Come? Iniziando a “definire i risultati che vogliamo ottenere e a progettare le nostre economie per raggiungerli”. Per trasformare radicalmente l’uso e l’approvvigionamento dell’acqua è necessario passare da una visione settoriale e isolata a un approccio economico all’intero ciclo idrologico, che comprenda sia l’acqua blu che quella verde, e che dia forma e impulso all’innovazione. Il rapporto raccomanda ai governi di concentrarsi su cinque aree di missione, per affrontare attraverso una risposta coordinata le sfide più importanti e interconnesse della crisi idrica globale:

  •  avviare una nuova rivoluzione nei sistemi alimentari;
  • conservare e ripristinare gli habitat naturali essenziali per la protezione dell’acqua verde;
  • creare un’economia circolare dell’acqua;
  • consentire un’era basata sull’energia pulita e sull’intelligenza artificiale con un’intensità idrica molto più bassa;
  • fare in modo che nessun bambino muoia a causa di acqua non sicura entro il 2030.

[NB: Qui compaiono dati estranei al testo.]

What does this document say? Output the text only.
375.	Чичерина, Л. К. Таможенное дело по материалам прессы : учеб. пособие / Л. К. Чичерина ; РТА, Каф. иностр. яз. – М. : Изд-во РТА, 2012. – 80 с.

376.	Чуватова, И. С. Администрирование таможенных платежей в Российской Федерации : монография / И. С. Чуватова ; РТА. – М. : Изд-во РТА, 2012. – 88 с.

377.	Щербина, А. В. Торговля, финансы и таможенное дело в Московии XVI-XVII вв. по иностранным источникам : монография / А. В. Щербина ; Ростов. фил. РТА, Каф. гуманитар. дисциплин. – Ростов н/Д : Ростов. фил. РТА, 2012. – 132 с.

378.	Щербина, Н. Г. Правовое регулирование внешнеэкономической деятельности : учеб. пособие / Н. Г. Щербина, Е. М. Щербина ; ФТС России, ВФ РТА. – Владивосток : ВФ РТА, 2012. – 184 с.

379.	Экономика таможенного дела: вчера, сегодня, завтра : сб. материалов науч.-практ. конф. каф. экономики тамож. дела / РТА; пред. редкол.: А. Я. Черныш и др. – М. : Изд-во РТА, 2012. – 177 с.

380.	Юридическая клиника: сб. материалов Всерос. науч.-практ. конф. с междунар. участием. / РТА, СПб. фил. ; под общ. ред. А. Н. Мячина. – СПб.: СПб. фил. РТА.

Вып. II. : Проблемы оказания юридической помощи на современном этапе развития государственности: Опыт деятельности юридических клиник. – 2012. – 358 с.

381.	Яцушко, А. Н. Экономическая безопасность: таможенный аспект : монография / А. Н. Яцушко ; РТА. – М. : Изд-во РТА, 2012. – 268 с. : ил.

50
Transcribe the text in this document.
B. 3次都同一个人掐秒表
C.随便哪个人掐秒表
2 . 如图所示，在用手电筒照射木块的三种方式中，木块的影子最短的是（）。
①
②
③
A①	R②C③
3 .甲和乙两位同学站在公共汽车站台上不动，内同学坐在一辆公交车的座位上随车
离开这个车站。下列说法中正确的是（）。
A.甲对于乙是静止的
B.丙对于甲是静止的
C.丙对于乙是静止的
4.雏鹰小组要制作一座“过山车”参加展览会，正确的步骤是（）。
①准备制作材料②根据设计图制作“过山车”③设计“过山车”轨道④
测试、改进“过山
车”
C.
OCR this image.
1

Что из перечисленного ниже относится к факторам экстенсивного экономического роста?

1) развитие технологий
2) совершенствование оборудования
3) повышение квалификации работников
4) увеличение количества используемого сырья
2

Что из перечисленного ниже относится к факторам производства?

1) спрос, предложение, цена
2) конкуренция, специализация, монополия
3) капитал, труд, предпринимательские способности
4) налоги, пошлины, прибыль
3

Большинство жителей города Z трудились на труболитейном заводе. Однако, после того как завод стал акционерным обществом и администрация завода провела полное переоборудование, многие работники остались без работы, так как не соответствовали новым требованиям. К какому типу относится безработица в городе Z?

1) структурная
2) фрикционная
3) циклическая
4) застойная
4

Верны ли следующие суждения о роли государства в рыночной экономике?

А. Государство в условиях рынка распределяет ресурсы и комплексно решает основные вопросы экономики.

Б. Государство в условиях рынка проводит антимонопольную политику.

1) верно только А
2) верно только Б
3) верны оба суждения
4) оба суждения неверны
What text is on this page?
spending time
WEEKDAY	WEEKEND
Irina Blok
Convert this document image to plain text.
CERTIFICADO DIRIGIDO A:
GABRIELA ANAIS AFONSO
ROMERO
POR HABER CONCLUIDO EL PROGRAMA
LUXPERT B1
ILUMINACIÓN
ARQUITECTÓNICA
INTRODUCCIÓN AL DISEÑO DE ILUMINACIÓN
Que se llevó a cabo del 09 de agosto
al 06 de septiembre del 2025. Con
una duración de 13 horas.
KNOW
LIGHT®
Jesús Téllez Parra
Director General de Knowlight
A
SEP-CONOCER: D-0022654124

Cinque missioni che indicano i percorsi di adattamento essenziali per un futuro idrico sicuro ed equo. E che implicano il riorientamento degli strumenti politici: prezzi, sussidi, regolamenti, appalti pubblici, sovvenzioni, prestiti… così come il ruolo delle istituzioni, quali le banche pubbliche di sviluppo, le società idriche e le imprese pubbliche. “I governi possono catalizzare gli investimenti nel settore idrico attraverso una maggiore certezza politica e normativa e, soprattutto, attraverso investimenti pazienti e a lungo termine. Il processo decisionale deve, inoltre, diventare più collaborativo, responsabile e inclusivo di tutte le voci, specialmente quelle dei giovani, delle donne, delle comunità emarginate e delle popolazioni indigene che sono in prima linea nella conservazione dell’acqua”.